EeTraceyluv - very stressful job you have there - but very worthwhile too... I could not do it, I do not cope well with stress health wise.......

I have a low paid job - in a craft shop - crappy (NMW) wages, crappy hours (and not enough of them) , crappy travel too - but with the nicest people you could ever hope to meet, doing something I love - not keen on working on the till, but love doing and talking about the crafting... and would say my stress levels are extremely low - because of the positive environment I work in and the fact that I clock off and go after each shift... no extra worries..

YouAreMyFavouriteWasteOfTime · 09/10/2013 11:28

I agree completely that salary is only determined by supply of and demand for a skillset a.k.a. how much are you needed to perform the task and how replaceable you are.

so saying an unskilled worker should earn more does not equate to any practical change or even the hope of possible future change.

maybe the OP of "So what cuts have this 10% of people suffered?" should be replaced with "How does a country increase the economic value of its workforce?"

Beastofburden · 09/10/2013 12:30

you by requiring every 16-25 year old to be either in work or education/training? Can you force people to upskill, or do you just provide for the motivated ones who want to do it and will be committed?

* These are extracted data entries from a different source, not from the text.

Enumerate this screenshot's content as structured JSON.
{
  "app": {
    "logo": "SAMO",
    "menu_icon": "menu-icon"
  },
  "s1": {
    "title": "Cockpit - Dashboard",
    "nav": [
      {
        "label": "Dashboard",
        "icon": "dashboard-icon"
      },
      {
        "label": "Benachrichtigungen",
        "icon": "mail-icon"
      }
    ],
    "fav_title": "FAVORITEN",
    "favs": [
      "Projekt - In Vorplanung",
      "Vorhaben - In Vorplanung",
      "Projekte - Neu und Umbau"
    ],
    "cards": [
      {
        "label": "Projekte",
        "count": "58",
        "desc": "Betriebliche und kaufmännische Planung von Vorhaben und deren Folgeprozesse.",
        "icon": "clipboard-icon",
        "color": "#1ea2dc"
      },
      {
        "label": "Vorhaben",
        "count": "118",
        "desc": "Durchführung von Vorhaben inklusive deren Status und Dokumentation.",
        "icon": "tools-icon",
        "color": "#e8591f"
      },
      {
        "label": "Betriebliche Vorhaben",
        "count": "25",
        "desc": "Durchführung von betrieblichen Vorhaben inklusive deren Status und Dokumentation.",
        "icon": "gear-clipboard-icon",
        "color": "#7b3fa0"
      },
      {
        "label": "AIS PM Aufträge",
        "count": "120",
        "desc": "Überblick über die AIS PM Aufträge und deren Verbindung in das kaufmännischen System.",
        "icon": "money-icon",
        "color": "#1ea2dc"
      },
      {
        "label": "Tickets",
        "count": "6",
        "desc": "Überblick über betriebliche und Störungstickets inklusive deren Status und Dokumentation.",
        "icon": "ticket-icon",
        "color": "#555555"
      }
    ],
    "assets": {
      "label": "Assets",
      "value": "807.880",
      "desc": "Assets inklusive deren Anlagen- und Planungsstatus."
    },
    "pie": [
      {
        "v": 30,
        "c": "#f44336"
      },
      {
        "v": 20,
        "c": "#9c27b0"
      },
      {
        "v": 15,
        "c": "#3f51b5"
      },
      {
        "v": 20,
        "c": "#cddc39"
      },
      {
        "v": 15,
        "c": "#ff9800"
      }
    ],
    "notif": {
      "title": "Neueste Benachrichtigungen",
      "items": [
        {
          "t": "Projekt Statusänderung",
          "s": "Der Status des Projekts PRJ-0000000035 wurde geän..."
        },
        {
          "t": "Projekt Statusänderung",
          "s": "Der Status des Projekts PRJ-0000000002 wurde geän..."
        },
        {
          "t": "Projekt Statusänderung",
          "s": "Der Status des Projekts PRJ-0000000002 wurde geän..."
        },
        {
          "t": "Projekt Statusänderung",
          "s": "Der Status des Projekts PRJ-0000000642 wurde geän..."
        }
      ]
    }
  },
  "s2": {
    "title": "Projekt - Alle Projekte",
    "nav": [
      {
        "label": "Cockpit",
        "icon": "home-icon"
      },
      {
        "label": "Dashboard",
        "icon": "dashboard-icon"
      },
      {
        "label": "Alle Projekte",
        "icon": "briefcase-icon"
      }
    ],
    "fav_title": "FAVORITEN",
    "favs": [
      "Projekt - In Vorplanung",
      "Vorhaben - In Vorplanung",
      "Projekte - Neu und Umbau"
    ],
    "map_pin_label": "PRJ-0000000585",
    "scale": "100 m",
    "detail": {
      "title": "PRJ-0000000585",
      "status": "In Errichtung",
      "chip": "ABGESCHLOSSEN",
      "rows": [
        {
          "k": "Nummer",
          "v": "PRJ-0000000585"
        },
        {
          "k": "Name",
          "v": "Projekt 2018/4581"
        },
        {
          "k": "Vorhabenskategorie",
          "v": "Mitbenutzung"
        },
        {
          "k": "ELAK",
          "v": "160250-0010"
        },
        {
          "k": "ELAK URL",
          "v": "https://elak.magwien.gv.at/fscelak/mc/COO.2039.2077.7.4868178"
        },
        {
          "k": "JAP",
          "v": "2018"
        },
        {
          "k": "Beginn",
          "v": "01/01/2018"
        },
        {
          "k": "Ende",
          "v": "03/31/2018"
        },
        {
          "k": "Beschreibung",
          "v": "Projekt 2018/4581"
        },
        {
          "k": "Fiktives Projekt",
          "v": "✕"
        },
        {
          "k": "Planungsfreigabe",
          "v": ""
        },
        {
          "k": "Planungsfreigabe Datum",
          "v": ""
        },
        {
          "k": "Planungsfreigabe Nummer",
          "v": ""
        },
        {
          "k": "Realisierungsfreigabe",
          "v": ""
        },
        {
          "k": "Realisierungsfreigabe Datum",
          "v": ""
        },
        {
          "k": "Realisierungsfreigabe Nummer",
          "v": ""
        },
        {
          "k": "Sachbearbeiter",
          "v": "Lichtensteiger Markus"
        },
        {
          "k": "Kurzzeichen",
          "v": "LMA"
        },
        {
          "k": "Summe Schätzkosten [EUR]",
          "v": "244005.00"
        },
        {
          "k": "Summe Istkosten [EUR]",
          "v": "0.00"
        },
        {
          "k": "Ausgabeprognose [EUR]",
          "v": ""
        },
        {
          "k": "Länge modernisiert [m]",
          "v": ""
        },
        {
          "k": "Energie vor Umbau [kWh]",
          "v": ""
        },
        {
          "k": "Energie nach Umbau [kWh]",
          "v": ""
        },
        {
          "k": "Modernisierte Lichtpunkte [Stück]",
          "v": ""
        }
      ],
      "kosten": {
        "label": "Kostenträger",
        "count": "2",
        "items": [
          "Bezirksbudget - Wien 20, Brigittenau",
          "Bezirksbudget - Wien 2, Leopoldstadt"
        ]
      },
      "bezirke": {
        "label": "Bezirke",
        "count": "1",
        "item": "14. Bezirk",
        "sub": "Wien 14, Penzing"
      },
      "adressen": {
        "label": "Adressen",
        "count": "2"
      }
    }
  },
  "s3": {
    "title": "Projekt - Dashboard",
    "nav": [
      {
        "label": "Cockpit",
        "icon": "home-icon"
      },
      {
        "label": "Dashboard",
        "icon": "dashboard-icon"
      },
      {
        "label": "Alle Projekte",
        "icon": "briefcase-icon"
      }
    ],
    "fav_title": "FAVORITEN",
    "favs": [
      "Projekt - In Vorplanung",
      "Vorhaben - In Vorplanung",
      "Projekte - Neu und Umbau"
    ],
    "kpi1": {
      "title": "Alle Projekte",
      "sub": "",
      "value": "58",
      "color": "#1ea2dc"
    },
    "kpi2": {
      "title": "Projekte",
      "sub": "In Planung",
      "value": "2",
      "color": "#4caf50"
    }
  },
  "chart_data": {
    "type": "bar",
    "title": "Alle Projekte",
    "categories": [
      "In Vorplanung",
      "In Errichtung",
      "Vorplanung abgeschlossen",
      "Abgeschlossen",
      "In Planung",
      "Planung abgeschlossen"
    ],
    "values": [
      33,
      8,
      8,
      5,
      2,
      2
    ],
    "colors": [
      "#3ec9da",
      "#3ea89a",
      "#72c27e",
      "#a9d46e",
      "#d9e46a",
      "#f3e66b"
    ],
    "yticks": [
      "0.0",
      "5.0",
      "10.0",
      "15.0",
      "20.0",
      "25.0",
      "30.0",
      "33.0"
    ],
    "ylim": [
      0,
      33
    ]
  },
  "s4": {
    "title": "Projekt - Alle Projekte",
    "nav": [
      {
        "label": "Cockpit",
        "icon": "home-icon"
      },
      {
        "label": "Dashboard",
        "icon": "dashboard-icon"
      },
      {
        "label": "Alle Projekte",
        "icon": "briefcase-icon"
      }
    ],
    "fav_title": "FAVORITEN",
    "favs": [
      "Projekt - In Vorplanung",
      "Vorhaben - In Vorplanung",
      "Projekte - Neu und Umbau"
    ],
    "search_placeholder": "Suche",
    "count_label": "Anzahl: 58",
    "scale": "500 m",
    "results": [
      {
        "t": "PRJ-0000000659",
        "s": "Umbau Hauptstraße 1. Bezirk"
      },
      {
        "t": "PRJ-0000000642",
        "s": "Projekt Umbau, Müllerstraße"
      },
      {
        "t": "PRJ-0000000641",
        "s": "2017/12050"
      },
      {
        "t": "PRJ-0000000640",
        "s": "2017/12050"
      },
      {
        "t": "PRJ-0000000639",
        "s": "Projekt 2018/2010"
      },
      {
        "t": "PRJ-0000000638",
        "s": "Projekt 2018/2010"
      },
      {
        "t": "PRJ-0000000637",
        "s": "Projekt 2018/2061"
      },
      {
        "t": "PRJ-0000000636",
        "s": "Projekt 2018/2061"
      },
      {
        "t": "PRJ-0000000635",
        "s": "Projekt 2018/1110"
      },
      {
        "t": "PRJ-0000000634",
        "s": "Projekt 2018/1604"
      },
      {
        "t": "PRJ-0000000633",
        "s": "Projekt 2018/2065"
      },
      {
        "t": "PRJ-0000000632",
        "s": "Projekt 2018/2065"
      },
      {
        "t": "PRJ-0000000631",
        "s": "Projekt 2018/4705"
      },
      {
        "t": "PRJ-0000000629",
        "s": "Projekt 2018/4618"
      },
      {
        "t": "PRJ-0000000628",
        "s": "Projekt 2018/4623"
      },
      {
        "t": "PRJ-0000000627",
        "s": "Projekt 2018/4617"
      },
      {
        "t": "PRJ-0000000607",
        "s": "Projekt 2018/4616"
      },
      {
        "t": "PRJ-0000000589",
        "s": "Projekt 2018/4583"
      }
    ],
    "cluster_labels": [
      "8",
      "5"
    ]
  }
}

MrsBethel · 09/10/2013 15:20

To reply to the OP:

I think there is a problem with your question. You can only suffer from cuts if any govt expenditure actually heads in your direction in the first place. For someone quite well off, who dutifully hands over their chunk of tax, with no cash/benefits flowing in the other direction - for them, what exactly can be cut?

Child benefit (a recognition that parents of all incomes have lower disposable incomes than their childless peers) was the only thing left. I suppose universal healthcare/education could be ended. But I wouldn't fancy being part of the state system in 20 years time if that happened.

All you can really do to hurt the well off is to increase tax.

Personally, I'd hit inheritances and investment income harder - why tax 'earned' income more heavily then 'unearned' income?

As for 'earned' income taxes, I'd say they are high enough. Including both forms of NI, the upper bands are are:

  • 51% above £41k or so,
  • 67% when personal allowances are withdrawn,
  • 53% above £150k (the 'additional' band) Maybe they could all be set at ~60% and that would up the tax take? Maybe it would? Beyond that it would probably reduce tax revenue. I mean, if you were set to keep 33p of every extra £1 you earned, with the govt keeping 67p, what would you do? Probably stick more in your pension so the govt gets 0p of that money, I reckon.